Of course, with a definition like this, the big questions become "What does it mean for something or its interests to matter morally for one's own sake?" and "What does it mean for something to be wronged?" In practice, of course, philosophers don't tend to ask this question, which is surprising; or perhaps not surprising, since the most natural answer to the first question is, "They can be considered in good moral reasoning as an end or valuable" and the most natural answer to the second is "Something is wronged when its value is not properly regarded". These answers, though, would make talk of moral status otiose -- it would contribute nothing that could not be said better another way, and almost anything could have 'moral status' in this sense at some point or another. What philosophers in practice use 'moral status' to do is to argue that things should be denied rights, and answers that give everything moral status, even if only contingently, even if only intermittently, would make 'moral status' nearly useless in such arguments. (It would still be possible to have such arguments, but 'moral status' wouldn't be very handy for them.) Yet there is very little reason to deny that things can morally matter for their own sake at least some of the time; and almost any account that did deny it would end up being very difficult to apply consistently without the kinds of actions that many people would consider egregiously unjust.

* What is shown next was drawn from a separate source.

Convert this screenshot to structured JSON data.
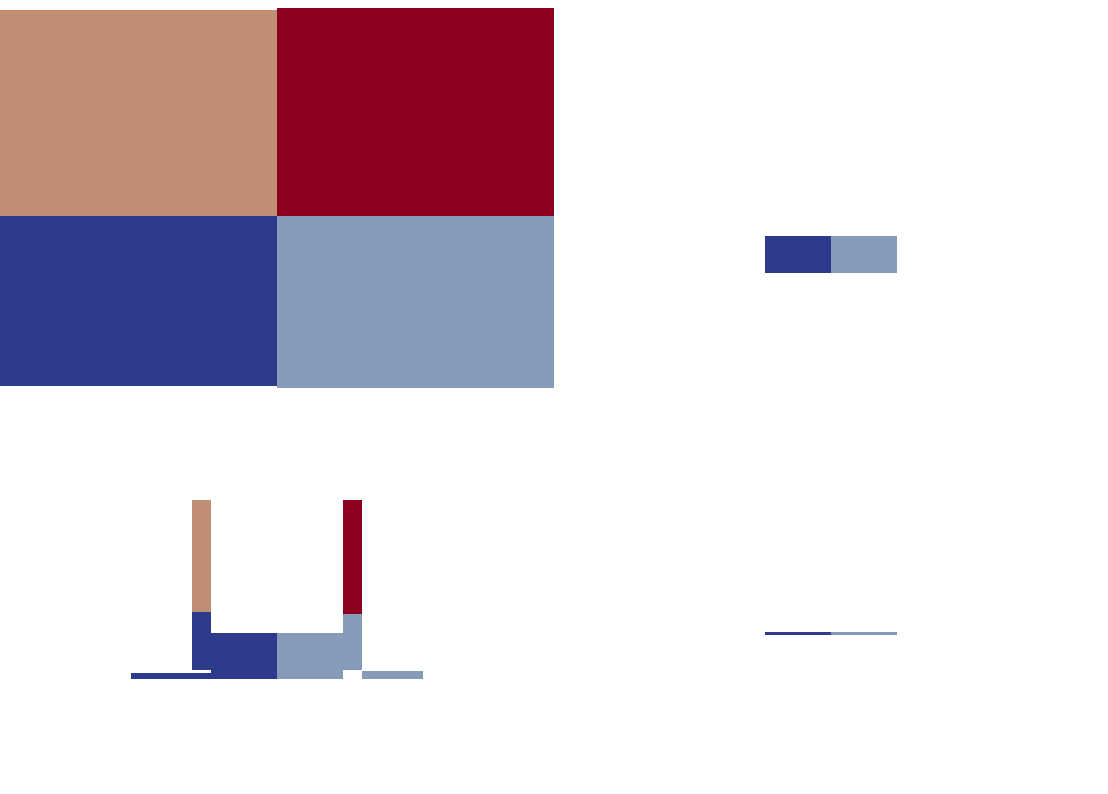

I think that virtually all discussions of 'moral status' are nonsense of the worst sort. The article, however, is quite good; it lays out the common positions fairly, and while it does not consider the whole problem head-on, it does consider part of the problem. As the authors state (FMS means 'full moral status'):
Nonetheless, providing an adequate theory to account for the FMS of unimpaired infants and cognitively impaired human beings without attributing the same status to most animals has proven very difficult. In fact, our survey in section 4 suggests that this challenge has not been met by any of the existing accounts of the grounds of moral status. Some philosophers have, as a result, questioned or even abandoned this seemingly commonsense view, including the aspect that holds all adult cognitively unimpaired human beings have FMS (see the end of section 4.1).
Of course, we could also accept the point instead of trying to save our accounts of 'moral status' by insisting that not all "adult cognitively unimpaired human beings" have full moral status, and conclude that accounts of 'moral status' don't really contribute anything of importance. But then we couldn't have a cottage industry of people just making up criteria for 'moral status', completely disconnected from common sense or any other way of determining whether they are even heading very roughly in the right direction.